*skok w czasie*
* wrzesień 1980r.*- Wow, Alice wyglądasz pięknie!- pisneła uradowana Freya Revll
- Dziękuję Freya- Odpowiedziała dziewczyna.
- Alice to ty? Wyglądasz bosko!- krzyknęła uradowana Avalone McCarter, wchodząc do garderoby.
- Hej nie widziałyście mojej...- drzwi otworzyły się, a w nich stanął na szczęście Syriusz Black.
- Merlinie!
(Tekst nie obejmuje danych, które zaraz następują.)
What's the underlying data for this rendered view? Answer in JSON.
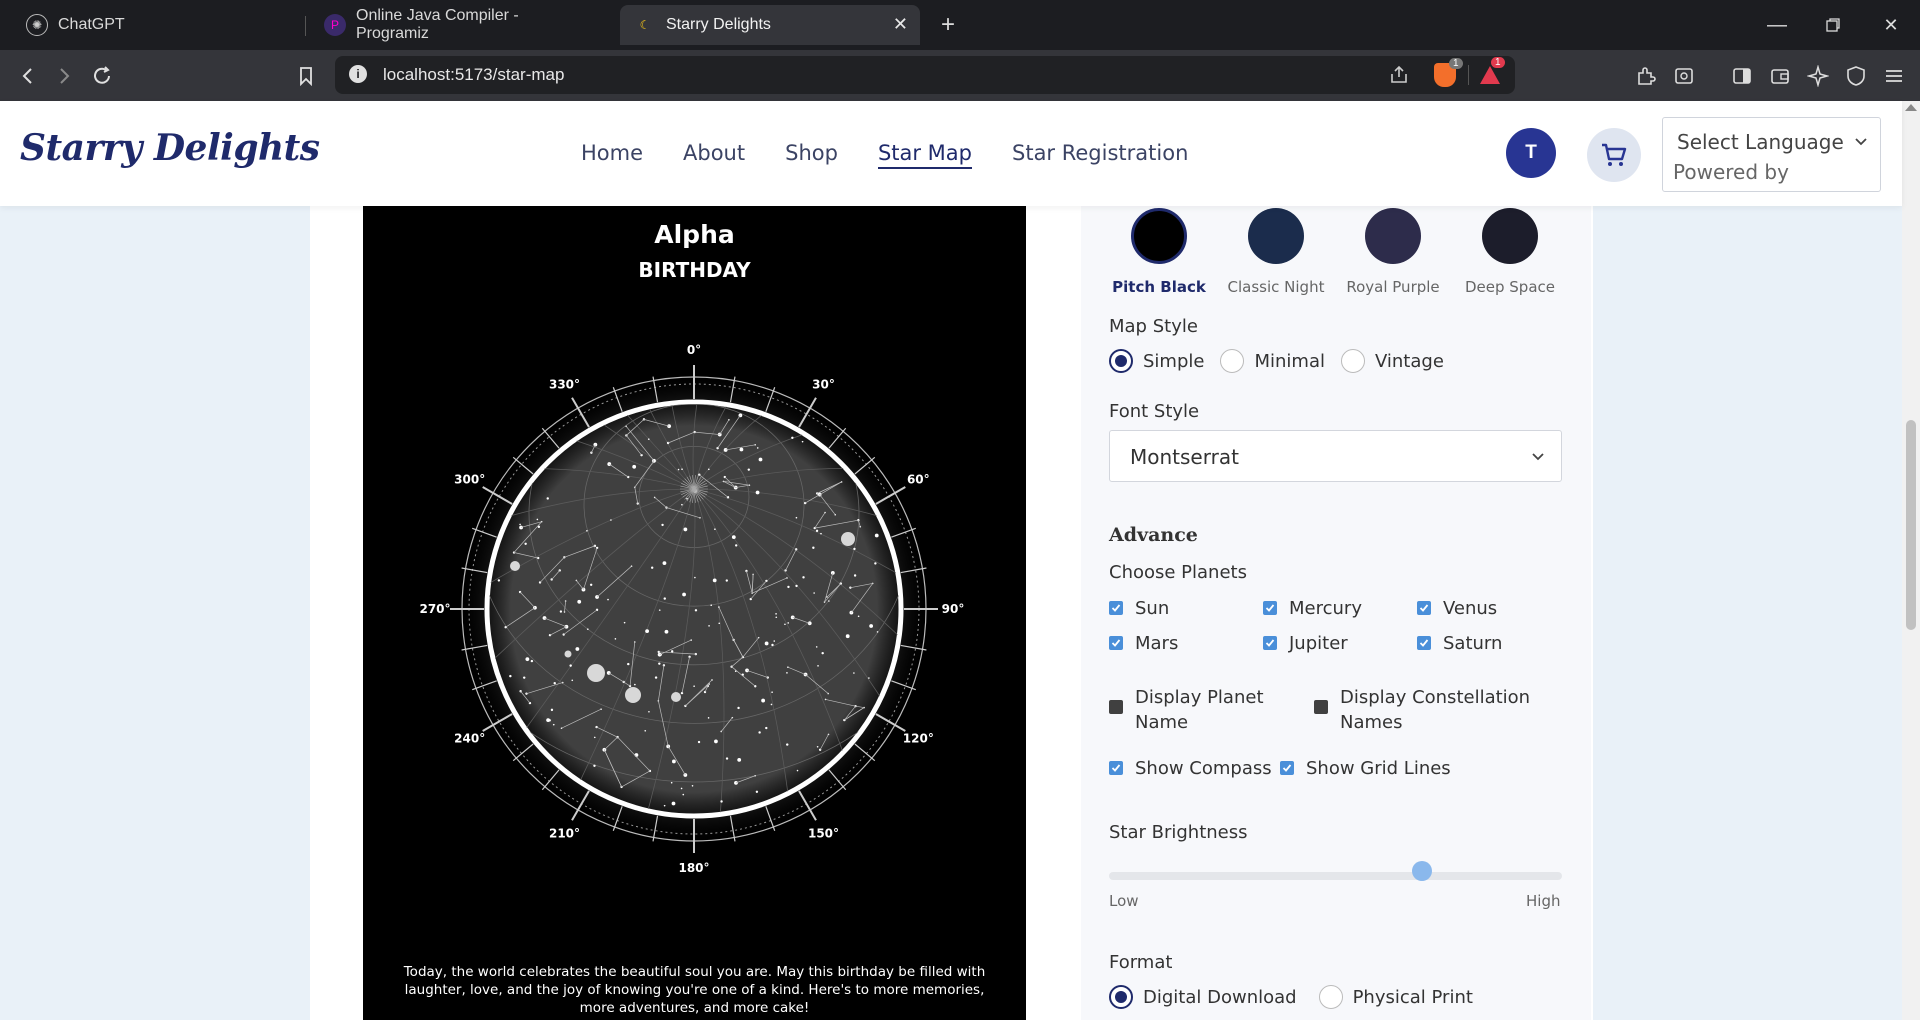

Syriusz myślałam że to Frank- powiedziała Ava- chodź kochanie, twoja muszka jest u nas w mieszkaniu, Będziemy na ślubie- dodała i wyszli z pokoju.
- Spóźnią się- stwierdziła Freya- jak zawsze, kiedy idą razem do mieszkania.
***
- A co jeśli ona zrezygnuje i ucieknie?- zapytał zaniepokojony Frank Longbottom.
- Stary...- zaczął James Potter, ale nie dokończył, ponieważ do pokoju weszła Amanda Argent.
- Nie ucieknie bo kocha Cię nad życie- powiedziała wchodząc do pokoju- proszę twoja muszka- podała przedmiot.
- Amy... umiesz ją założyć? No Bo wiesz...
Dziewczyna zaśmiała się ale pomogła założyć panu młodemu czarną muszke. Cały czas czuła na sobie intensywne spojrzenie okularnika.
- No i proszę- uśmiechnęła się- idę przebrać się w sukienkę, jedziesz do mieszkania?- zwróciła się do Jamesa.
- Tak, muszę ubrać garnitur- powiedział i ruszył do drzwi- do zobaczenia na ślubie Frnak.
- Tak, tak idźcie już- mruknął- Jamy życiem- zaśmiał się gdy wyszli z pokoju.
***
- Dorcas, skarbie która godzina?- zapytał zaspany Remus Lupin.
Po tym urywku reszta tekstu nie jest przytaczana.